The first is the key (string) you bound the singleton to in the container, and the second is the fully-qualified class name. Behind the scenes, Laravel's service container is basically a key=>value array which maps string keys to function values, so the different strings end up being important.

When you bind 'ResourceContainer', then $this->app->make('ResourceContainer') will correctly resolve your singleton and behave as you were expecting.

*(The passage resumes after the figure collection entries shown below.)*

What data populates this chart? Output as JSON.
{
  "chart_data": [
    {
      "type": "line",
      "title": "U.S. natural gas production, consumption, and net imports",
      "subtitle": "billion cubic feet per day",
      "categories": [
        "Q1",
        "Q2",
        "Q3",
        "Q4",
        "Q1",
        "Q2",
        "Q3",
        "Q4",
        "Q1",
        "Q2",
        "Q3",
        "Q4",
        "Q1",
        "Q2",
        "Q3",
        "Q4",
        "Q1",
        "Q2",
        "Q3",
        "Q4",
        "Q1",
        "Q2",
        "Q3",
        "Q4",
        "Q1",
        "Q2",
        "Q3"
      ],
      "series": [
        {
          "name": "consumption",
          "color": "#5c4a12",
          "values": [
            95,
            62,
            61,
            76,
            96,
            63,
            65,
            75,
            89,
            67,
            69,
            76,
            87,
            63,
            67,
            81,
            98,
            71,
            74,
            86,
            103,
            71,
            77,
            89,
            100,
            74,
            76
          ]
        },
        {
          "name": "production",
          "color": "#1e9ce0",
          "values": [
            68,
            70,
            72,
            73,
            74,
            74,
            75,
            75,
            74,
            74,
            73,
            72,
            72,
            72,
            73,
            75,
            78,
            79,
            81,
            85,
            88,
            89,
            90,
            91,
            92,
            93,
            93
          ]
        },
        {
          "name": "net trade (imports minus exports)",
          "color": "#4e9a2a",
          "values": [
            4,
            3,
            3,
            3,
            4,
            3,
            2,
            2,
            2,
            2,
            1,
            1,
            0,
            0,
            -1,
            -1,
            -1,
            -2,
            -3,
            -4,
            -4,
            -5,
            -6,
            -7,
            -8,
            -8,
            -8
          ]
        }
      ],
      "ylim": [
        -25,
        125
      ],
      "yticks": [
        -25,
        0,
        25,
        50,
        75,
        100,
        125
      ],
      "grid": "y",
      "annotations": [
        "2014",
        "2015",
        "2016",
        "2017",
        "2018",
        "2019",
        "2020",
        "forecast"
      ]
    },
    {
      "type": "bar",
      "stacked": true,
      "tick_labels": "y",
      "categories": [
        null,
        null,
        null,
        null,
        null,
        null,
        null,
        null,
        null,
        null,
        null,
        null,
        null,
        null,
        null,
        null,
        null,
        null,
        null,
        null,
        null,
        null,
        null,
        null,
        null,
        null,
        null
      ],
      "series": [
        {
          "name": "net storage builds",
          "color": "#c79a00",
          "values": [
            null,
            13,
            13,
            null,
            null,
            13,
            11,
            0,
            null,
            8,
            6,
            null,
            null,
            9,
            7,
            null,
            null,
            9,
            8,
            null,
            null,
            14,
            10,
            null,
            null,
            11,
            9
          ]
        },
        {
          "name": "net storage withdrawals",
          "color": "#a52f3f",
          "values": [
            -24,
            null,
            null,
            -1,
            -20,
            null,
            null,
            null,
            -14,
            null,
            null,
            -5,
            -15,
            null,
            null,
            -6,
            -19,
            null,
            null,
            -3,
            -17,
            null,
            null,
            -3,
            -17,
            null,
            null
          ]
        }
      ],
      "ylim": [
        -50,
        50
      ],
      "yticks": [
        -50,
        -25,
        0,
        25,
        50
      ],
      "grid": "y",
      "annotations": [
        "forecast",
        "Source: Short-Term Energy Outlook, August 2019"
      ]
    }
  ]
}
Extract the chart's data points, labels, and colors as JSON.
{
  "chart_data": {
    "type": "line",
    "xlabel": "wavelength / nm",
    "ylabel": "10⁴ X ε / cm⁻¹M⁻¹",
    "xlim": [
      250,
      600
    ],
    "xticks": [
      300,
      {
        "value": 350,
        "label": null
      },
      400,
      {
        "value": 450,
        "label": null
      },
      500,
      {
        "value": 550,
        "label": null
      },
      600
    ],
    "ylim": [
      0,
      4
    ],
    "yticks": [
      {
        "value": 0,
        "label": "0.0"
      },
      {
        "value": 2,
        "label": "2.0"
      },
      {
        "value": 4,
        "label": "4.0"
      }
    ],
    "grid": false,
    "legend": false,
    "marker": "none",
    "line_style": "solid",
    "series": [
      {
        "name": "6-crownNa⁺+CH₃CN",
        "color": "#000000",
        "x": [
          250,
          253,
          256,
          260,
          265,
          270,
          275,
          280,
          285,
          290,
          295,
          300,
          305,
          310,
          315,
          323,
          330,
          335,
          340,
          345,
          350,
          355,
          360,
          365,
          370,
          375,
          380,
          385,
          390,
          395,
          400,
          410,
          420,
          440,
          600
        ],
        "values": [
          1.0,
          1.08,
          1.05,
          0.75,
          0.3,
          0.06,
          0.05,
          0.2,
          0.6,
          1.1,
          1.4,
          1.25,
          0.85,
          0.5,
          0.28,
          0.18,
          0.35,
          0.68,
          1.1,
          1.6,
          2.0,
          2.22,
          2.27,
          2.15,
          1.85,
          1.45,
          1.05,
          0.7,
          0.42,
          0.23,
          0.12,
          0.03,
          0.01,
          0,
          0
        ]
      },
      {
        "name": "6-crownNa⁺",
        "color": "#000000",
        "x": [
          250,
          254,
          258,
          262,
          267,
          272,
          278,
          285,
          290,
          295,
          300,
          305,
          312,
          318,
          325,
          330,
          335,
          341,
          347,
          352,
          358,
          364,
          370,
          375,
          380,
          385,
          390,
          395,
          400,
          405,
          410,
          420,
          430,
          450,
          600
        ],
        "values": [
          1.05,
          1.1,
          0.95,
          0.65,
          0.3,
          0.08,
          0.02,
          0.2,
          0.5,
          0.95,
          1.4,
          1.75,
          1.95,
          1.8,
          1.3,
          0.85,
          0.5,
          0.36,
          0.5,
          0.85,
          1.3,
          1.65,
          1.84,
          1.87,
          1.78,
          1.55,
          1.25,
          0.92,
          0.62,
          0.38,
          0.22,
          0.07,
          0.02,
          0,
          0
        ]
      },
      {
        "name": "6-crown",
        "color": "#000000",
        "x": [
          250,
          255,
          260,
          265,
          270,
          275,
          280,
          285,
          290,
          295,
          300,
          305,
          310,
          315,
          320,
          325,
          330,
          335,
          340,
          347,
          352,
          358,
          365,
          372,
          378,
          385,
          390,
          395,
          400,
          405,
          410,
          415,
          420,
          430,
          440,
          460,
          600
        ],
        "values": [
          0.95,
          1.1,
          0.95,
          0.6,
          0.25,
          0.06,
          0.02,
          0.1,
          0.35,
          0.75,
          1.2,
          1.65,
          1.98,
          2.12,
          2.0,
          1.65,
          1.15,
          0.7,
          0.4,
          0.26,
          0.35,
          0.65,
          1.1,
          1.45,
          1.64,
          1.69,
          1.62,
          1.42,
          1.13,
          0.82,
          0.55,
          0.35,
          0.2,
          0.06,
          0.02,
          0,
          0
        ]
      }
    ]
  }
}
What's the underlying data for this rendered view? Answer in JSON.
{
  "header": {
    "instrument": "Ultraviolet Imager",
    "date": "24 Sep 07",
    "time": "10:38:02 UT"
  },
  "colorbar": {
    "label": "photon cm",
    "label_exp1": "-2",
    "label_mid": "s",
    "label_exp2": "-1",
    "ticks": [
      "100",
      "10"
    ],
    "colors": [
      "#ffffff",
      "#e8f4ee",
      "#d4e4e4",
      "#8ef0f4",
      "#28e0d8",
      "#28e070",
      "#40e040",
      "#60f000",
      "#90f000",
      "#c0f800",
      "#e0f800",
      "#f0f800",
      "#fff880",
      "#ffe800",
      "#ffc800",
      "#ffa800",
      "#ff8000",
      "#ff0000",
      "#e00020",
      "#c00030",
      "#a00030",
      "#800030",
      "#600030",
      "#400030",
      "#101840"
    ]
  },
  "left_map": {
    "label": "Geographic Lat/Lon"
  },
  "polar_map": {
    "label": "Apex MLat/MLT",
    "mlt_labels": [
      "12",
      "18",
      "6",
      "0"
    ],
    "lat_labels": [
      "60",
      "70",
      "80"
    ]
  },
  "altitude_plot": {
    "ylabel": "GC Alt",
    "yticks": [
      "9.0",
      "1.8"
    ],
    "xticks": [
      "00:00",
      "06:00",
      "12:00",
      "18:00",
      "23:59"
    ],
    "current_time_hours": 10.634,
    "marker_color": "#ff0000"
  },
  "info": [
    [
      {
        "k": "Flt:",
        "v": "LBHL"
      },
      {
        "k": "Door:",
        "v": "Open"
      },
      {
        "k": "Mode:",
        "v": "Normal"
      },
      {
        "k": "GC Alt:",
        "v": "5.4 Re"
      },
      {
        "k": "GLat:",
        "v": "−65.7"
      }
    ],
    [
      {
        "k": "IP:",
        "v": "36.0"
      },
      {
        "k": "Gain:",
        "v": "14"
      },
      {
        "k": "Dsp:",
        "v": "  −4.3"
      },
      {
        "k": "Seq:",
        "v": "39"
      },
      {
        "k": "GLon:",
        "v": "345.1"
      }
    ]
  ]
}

However, when you use automatic dependency injection for methods like this:

public function index(ResourceContainer $container, $resource) {}

Laravel uses reflection to inspect the method parameters, so it sees the parameter type as the fully-qualified class name 'Foo\Bar\ResourceContainer' (not 'ResourceContainer'). When it checks the container for this string it doesn't find a match. Another feature of Laravel is that it is "smart" enough to resolve simple dependencies even if they were not explicitly bound in the container, so here it will actually determine that it can build the dependency (even though it didn't find a match in the container) and creates new instance of the class, instead of referencing the singleton, because it is acting as if no bindings were found.

The ::class syntax solves all of this because it returns the fully-qualified class name, so everything will reference the same key in the container.